Saturday, February 4, 2012

Connect the dots:)

So I'm only 3 days into the next round of medications and I already feel like a pin cushion! lol. You can look at my stomach and connect all of the little red dots. And there are not just dots from the shots, but from my insulin pump locations too. The CGM doesn't tend to usually make any marks.

I'm noticing thus far that I am starting to have more skin sensitivity to the shots. It's a little more sensitive in the areas that I am injecting and I feel a bit more of a burning sensation each time the medicine is administered. I am hoping this will be the extent of the mild discomfort that I feel. Yesterday one of the shots turned into an instant blue bruise! The other areas that hasn't happened, but just the discomfort of the initial prick of the needle and the medicine being injected.

As for the effect on my blood sugars, I still haven't seen any real issues. The only issue that I had yesterday was that I put in a new insulin pump inset and it ended up not working so I had to change it and it took a while for my sugar to come down. Does that ever happen to you? In certain locations of my body when I put in an inset it sometimes doesn't work. And of course you can't find out if it works each time until you either 1) have waited for a few hours and your sugars naturally rise on their own or 2) you eat something and the insulin that you give just doesn't cover it.

I'll just have to wait to see how things continue to go. My next appointment is in 3 days. My last day to exercise is in 2 days! I've been wondering if it really is good for me to still be doing it, but anything that will help my sugars right now I'll do!:)

Thursday, February 2, 2012

Fertility Medications Have Started!

So today is my first day of taking my injectable medications! Even though I'm experienced in giving myself shots and measuring my insulin, I was totally freaked out that I'm giving myself the medications correctly! Did I give the right amount? Did I get all of it out of the bottle? Is there any left in the needle before I change it and put on the other needle? I think it went ok though.:)

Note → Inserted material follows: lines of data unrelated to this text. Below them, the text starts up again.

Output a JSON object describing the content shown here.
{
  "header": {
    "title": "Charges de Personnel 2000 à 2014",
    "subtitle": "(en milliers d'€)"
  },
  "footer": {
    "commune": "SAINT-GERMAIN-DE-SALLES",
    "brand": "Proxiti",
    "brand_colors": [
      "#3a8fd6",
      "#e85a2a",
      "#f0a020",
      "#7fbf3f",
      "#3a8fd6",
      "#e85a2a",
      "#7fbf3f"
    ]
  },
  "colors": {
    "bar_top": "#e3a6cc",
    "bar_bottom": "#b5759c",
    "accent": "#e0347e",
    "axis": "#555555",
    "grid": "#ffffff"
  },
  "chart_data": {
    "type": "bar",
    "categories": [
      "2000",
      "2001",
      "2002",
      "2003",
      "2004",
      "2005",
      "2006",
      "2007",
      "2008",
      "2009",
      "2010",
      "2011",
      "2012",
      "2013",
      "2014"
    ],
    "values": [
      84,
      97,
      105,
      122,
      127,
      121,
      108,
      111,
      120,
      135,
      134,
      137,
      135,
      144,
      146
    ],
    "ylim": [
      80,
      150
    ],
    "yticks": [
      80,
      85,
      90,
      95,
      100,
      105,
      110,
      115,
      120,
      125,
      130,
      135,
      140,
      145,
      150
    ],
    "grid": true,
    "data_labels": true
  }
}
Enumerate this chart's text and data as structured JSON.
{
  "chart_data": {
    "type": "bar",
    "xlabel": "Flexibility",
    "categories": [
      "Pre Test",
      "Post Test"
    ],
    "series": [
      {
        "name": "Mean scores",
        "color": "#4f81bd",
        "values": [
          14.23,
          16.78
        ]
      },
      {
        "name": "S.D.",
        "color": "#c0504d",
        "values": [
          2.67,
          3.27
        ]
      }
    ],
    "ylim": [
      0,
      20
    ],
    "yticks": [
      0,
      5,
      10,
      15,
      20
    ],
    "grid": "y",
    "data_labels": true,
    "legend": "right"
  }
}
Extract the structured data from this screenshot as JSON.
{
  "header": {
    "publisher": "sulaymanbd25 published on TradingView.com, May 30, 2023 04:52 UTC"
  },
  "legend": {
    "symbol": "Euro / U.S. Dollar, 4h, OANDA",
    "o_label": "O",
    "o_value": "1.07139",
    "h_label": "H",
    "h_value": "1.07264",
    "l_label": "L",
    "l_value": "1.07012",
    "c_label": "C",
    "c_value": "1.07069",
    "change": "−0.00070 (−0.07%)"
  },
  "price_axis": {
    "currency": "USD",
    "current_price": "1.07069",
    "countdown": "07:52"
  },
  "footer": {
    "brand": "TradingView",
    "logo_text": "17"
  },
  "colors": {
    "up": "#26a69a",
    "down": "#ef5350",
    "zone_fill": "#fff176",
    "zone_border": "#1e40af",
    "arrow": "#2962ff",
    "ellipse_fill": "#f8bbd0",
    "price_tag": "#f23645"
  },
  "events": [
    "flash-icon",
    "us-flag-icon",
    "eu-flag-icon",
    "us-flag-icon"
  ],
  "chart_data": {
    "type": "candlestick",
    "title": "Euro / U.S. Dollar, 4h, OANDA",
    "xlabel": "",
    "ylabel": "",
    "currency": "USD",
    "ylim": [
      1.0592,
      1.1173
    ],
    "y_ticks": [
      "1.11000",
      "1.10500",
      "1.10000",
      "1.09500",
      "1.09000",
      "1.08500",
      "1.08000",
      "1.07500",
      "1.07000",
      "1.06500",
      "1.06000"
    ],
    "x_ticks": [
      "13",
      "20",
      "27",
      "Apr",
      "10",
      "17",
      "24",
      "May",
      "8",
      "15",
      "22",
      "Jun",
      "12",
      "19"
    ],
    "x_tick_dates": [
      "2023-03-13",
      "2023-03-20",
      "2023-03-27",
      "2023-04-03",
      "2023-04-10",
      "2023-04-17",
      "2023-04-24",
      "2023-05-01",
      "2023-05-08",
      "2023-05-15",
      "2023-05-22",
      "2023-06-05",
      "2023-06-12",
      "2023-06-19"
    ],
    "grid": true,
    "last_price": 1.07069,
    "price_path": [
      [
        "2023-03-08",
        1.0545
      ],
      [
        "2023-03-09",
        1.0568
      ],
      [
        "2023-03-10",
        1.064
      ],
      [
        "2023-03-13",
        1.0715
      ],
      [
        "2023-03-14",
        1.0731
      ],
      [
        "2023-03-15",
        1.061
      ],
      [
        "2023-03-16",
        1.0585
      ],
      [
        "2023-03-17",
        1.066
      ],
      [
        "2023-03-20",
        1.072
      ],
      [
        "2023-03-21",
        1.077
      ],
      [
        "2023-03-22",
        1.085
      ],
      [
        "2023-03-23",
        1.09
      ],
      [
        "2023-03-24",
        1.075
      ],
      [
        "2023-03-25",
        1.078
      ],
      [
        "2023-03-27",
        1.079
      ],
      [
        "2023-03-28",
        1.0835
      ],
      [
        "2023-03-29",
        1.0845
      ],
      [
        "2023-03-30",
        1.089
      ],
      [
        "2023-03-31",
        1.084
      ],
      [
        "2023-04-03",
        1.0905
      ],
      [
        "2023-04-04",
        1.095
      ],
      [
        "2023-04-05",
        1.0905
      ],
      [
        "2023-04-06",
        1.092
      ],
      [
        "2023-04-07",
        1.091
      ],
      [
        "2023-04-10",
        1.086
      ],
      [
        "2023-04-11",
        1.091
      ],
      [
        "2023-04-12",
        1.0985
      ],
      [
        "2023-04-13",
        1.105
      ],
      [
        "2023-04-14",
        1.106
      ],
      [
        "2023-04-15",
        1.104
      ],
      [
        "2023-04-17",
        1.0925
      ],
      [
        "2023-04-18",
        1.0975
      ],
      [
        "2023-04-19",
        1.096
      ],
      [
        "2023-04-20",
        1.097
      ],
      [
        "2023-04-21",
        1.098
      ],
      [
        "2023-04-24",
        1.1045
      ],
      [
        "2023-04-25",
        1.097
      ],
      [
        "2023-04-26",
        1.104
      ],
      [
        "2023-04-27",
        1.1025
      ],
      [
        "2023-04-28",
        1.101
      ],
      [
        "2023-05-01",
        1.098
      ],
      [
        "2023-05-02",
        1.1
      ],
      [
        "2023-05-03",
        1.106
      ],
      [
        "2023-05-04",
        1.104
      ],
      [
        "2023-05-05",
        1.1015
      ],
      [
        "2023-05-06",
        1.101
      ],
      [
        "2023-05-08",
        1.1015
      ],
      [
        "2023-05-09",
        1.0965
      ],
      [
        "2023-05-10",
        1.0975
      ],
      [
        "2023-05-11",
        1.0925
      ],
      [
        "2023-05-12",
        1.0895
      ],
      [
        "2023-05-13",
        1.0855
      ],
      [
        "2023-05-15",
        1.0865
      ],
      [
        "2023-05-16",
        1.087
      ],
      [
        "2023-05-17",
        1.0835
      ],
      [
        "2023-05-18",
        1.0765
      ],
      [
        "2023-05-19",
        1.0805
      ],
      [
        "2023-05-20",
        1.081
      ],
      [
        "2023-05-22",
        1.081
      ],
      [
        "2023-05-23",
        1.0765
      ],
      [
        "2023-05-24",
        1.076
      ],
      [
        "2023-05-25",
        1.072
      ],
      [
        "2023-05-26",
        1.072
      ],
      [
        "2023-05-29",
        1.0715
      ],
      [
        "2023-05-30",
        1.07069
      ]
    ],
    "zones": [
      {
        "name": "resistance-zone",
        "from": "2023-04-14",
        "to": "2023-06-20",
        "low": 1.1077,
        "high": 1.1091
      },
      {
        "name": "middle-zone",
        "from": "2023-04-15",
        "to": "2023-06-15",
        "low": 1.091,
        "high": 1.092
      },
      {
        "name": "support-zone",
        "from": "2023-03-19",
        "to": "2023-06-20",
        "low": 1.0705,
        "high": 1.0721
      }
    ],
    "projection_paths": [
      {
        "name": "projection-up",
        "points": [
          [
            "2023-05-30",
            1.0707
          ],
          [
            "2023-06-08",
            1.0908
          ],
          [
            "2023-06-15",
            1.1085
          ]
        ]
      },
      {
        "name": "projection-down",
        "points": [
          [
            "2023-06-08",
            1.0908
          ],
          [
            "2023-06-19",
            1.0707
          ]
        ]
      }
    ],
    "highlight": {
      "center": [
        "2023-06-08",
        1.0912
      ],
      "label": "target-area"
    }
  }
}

I finished my cycle yesterday and saw the doctor for an ultra sound and some blood work.  First I should mention that my cycle was much heavier than normal. I asked the doctor about this and he told me that it was a result of the Estrace, not the Ganirelix. They then checked in the U/S to make sure that my follicles were "resting" and the blood work was to check my progesterone and estradiol levels, which all came back normal. Yay!:) He also told me I can still work out until next Tuesday! I'm very excited!:) It just helps my blood sugar control so much, and with all the medication I'm starting, I'll take all the help I can get!:) There are restrictions though....I can only do the Elliptical machine and do weights with my arms. No squats and No abdominal workouts.

Now this morning I started Dexamethasone (Steroid) 0.5mg, Cipro (Antibiotic) Follistim 225 units and Menopur. With the Follistim and Menopur there was no irritation at the injection site. This is only my first round, so I can honestly say that I haven't seen any real issues with my sugars yet and I feel ok. I wanted to blame them for my high blood sugar around lunch...but reality of that, it was probably all the pretzels I ate after my low blood sugar....oops! I did go to the gym today though so that did help bring down my sugars. We'll see how it goes as more medication gets circulating throughout my body! I'll be doing injections every 12 hours at least for the next 10 days or so. So we'll see how it all goes! I also did my acupuncture today as well, which is helpful in so many ways...including relaxing! My goal over the next weeks is just to chill out as much as possible and make sure my sugars are in good control! I'll keep you posted on what happens as I get more into the cycle!